Aussi son premier soin fut-il de marquer nettement ce qui sépare les académiciens et les pyrrhoniens. Les académiciens sont dogmatistes : tantôt ils affirment sans réserve, tantôt ils nient sans hésiter. Au contraire, il n’arrive jamais aux pyrrhoniens de dire qu’une chose est ou n’est pas vraie : ils n’affirment rien, pas même qu’ils n’affirment rien, et s’ils se servent de cette formule, encore trop affirmative à leur gré, c’est que le langage les y force. En outre, les académiciens sont souvent d’accord avec les stoïciens : ce sont à vrai dire des stoïciens en lutte avec des stoïciens. Ainsi ils font une distinction entre la sagesse et la folie, entre le bien et le mal, entre le vrai et le faux, entre le probable et ce qui ne l’est pas : ils n’ont d’hésitation qu’au sujet de la φαντασία καταληπτική. Rien de semblable chez les pyrrhoniens. Enfin les pyrrhoniens ont encore sur les académiciens cette supériorité qu’ils ne sont pas en contradiction avec eux-mêmes ; car c’est se contredire de soutenir qu’il n’y a rien de certain, et en même temps de faire un choix entre le vrai et le faux, le bien et le mal. Ayant ainsi opposé les deux doctrines, Ænésidème achève son premier livre en donnant le résumé de tout le système[2] pyrrhonien.

  1. Phot., op. cit. : Οὐδὲν βέβαιον εἰς κατάληψιν, οὔτε δι’ αἰσθήσεως, ἀλλ’ οὔτε μὴν διὰ νοήσεως.

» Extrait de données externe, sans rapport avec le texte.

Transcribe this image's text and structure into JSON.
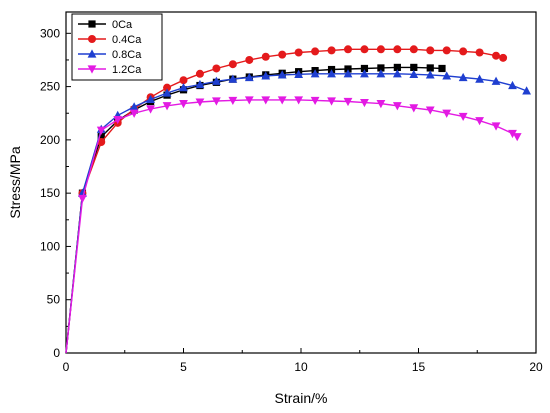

  2. Nous sommes fort embarrassé pour traduire le mot ἀγογὴ dont les pyrrhoniens se servaient, et que Sextus oppose à αἴρεσις (P., I, 16). Les pyrrhoniens refusent de dire qu’ils sont d’une secte, qu’ils ont un système au sens où les dogmatistes emploient ces mots : ils ont seulement des manières de voir, fondées sur l’expérience et la coutume (ἀκολουθοῦμεν γάρ τινι λόγῳ κατὰ τὸ φαινόμενον ὑποδεικνύντι ἡμῖν τὸ ζῆν πρὸς τὰ πάτρια ἔθη καὶ τοὺς νόμους καὶ τὰς ἀγωγὰς καὶ τὰ οἰκεῖα πάθη). Zeller traduit très bien ce mot en allemand par Richtung (op. cit., p. 28, 4). Nous ne trouvons pas d’équivalent en français : force nous est d’employer le mot système, en indiquant toutefois en quel sens particulier il faut l’entendre. Cf. sur ce point Haas, p. 11.